LIDAR-IN-A-BOX: SERVING LIDAR DATASETS VIA COMMODITY CLUSTERS
GEON provides a novel approach for processing and distributing LiDAR datasets and derived products using a high performance backend database machine, a portal as the front-end user interface, and the Kepler scientific workflow system for managing the computations. Currently, the LiDAR datasets are stored in an IBM DB2 database running on one of the nodes of DataStar - an IBM supercomputer system that is one of the computational resources in the TeraGrid. This node is linked to a large disk subsystem via a high-end fibre channel link. This machine configuration is well suited to handle the massive amounts of LiDAR data, which frequently exceed several millions of data points per dataset.

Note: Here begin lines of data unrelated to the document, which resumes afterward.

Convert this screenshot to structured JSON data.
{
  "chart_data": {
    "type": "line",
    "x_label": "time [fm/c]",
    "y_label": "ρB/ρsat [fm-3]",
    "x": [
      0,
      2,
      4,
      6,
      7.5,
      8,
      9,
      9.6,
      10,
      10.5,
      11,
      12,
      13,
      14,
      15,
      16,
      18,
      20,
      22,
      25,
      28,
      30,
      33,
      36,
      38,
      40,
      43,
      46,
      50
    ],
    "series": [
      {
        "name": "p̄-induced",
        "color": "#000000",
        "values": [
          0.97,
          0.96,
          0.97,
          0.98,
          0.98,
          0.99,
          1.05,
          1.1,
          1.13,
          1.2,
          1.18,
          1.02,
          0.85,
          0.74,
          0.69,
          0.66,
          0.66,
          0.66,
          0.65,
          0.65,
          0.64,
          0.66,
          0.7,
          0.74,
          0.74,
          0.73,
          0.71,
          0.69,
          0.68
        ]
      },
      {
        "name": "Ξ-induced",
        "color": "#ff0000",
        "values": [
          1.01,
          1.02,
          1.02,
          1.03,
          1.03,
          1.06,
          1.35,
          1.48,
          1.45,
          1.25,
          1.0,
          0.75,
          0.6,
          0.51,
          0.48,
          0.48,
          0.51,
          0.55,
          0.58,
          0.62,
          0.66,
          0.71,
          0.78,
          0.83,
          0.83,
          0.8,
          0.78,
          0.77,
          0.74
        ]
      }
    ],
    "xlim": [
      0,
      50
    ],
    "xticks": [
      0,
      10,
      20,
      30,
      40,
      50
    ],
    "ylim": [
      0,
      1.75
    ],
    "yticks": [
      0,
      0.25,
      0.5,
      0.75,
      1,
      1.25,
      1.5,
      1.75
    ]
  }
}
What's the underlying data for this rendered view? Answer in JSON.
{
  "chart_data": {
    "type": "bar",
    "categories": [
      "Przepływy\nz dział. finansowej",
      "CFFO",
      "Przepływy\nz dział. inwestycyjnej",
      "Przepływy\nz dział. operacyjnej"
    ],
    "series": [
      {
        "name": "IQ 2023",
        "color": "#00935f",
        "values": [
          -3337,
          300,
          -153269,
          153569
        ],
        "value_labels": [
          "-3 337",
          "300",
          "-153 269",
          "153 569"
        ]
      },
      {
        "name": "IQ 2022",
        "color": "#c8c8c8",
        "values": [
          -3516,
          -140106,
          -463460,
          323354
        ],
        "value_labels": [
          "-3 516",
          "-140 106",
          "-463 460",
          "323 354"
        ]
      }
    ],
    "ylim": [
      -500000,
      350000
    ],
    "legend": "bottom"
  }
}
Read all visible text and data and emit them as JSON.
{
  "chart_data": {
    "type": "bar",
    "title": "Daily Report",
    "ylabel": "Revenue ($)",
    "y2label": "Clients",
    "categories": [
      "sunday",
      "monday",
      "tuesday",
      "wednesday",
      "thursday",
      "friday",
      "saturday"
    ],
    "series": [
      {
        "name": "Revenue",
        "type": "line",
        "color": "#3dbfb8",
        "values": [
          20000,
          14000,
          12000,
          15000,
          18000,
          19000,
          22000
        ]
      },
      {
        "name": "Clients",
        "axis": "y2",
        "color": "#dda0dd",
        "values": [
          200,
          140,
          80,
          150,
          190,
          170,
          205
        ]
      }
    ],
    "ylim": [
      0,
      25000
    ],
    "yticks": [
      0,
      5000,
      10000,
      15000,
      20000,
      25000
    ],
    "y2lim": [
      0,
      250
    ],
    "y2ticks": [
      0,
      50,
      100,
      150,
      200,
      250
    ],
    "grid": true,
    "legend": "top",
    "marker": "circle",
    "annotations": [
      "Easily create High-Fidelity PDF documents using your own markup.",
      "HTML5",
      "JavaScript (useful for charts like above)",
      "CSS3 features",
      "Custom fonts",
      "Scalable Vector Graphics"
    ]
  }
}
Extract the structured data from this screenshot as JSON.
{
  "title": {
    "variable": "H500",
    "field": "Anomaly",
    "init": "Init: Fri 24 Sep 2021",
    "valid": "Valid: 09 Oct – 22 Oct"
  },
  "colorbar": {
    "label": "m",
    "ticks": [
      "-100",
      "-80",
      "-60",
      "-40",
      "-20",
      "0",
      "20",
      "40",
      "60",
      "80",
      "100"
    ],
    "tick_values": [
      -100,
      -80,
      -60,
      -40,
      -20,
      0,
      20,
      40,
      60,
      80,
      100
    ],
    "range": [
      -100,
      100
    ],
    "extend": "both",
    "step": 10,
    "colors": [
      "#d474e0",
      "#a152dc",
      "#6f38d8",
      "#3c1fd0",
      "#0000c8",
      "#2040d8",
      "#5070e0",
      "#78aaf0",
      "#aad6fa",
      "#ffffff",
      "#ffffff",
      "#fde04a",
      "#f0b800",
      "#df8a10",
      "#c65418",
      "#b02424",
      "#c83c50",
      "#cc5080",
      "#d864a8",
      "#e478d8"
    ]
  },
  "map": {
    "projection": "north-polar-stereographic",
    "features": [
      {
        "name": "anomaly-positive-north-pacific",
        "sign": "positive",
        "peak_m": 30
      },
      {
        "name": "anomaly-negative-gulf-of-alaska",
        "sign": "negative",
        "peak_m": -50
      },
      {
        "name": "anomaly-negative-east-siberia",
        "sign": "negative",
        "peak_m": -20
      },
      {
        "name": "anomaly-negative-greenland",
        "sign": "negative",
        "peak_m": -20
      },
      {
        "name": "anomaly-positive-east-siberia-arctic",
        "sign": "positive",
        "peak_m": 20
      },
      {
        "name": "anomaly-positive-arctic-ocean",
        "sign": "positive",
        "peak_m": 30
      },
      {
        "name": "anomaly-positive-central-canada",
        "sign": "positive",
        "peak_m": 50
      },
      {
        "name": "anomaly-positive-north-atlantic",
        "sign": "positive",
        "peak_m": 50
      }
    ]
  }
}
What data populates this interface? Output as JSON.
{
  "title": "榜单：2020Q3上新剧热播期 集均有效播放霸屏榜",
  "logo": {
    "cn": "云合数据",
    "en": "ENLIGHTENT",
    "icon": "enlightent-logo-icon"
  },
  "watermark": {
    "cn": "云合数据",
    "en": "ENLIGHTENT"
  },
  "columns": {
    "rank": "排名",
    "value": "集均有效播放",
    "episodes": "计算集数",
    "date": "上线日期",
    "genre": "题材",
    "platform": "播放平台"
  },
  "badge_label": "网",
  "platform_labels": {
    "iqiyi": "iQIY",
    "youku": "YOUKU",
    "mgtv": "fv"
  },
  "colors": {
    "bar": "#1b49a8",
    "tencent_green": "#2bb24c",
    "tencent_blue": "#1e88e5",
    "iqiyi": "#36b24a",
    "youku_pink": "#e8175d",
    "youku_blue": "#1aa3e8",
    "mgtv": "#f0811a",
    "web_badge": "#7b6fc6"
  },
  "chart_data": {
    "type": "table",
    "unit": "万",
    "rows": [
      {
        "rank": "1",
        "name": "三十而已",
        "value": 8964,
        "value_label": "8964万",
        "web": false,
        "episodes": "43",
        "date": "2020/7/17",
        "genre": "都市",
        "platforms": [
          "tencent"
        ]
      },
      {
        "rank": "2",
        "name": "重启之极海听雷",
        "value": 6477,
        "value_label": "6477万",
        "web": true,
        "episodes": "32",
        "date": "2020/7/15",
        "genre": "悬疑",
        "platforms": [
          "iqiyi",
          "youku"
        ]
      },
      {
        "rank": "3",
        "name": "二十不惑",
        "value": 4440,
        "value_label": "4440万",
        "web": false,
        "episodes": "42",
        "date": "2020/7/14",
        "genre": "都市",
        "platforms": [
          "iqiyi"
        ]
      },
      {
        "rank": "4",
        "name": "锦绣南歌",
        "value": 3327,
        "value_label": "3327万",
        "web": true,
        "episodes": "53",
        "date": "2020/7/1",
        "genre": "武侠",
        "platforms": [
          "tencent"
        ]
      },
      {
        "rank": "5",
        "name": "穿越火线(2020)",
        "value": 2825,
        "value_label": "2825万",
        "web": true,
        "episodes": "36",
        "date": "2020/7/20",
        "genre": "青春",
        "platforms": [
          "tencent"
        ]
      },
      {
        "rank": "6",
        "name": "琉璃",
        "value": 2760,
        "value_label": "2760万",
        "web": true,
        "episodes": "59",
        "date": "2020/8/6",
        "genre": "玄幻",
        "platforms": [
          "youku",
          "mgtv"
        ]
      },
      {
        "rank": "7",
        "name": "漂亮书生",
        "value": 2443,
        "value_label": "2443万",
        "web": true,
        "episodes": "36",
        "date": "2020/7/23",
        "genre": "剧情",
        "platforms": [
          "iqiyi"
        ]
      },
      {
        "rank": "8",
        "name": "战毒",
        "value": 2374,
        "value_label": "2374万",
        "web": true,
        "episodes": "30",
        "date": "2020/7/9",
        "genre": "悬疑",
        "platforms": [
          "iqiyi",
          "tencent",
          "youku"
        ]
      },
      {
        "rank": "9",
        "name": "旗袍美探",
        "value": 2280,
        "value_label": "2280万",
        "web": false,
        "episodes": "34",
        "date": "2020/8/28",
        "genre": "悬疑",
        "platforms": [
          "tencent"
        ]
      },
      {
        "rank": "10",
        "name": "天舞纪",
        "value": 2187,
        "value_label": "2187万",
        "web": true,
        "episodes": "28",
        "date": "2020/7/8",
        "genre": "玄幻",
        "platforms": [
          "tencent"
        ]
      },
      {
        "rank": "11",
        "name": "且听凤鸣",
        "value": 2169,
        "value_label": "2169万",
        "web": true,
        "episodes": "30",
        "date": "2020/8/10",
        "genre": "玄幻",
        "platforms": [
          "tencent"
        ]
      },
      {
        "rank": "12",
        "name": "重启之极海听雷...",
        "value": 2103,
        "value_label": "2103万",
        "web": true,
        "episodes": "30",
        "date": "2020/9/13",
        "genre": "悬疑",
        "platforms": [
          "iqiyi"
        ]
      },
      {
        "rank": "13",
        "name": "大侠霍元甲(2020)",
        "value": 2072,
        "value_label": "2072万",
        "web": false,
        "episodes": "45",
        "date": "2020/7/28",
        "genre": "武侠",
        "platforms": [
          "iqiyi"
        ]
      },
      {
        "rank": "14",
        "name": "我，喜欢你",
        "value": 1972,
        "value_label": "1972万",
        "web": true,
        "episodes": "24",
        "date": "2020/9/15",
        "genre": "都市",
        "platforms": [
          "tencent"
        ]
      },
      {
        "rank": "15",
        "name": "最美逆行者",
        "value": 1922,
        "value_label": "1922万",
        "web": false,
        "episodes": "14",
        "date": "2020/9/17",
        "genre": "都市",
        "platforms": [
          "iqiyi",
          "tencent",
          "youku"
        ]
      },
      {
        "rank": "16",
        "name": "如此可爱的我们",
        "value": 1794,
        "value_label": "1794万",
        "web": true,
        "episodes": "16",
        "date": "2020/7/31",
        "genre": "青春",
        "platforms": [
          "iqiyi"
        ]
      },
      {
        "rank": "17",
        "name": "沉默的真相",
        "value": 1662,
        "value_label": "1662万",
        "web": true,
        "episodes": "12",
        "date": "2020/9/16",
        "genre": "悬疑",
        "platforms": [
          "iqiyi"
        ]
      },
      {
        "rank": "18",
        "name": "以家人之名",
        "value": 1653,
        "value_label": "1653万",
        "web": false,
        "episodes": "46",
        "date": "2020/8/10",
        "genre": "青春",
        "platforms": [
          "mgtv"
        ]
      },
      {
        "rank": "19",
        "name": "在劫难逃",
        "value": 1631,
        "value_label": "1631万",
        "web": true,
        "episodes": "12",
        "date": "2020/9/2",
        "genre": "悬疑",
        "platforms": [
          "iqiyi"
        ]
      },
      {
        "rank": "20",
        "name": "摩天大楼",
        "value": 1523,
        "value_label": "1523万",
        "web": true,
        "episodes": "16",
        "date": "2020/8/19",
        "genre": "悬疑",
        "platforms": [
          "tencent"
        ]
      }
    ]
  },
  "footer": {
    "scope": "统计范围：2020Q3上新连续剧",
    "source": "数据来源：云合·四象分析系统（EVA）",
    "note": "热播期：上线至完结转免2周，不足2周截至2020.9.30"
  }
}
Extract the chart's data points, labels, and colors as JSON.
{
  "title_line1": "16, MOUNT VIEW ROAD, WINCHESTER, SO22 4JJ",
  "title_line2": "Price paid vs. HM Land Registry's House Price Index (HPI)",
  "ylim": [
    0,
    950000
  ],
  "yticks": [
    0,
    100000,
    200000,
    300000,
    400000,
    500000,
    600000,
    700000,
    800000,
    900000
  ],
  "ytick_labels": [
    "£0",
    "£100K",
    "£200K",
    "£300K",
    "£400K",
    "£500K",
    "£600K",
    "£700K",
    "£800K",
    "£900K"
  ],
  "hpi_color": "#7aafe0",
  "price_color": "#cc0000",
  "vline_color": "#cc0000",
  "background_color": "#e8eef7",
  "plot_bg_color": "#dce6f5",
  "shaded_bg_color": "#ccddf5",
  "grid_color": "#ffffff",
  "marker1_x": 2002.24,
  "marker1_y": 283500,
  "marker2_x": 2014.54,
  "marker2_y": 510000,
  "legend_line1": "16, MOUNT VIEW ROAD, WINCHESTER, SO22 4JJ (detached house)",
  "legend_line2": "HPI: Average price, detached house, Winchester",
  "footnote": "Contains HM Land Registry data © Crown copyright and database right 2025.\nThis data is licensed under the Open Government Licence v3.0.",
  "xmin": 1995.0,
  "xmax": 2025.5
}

We propose a new approach to hosting LiDAR data based on commodity clusters, which can provide a better price/performance solution. This is achieved by taking advantage of DB2's "partitioned database" feature. In this approach, the LIDAR database tables would be partitioned across multiple machines or "nodes". Each partition is managed by an independent database manager, each with its own data, configuration files, indexes, and transaction logs. This architecture provides better scalabilitynew machines can be added to the complex and the database can be expanded across them. In this paper, we describe this new, parallel database architecture for hosting LiDAR data. We refer to this system as the "LiDAR in the Box" since one of the benefits of this approach is that individual researchers will be able to deploy such a system at their sites. We will describe the approach that will be used to make the LiDAR-in-a-Box easily deployable.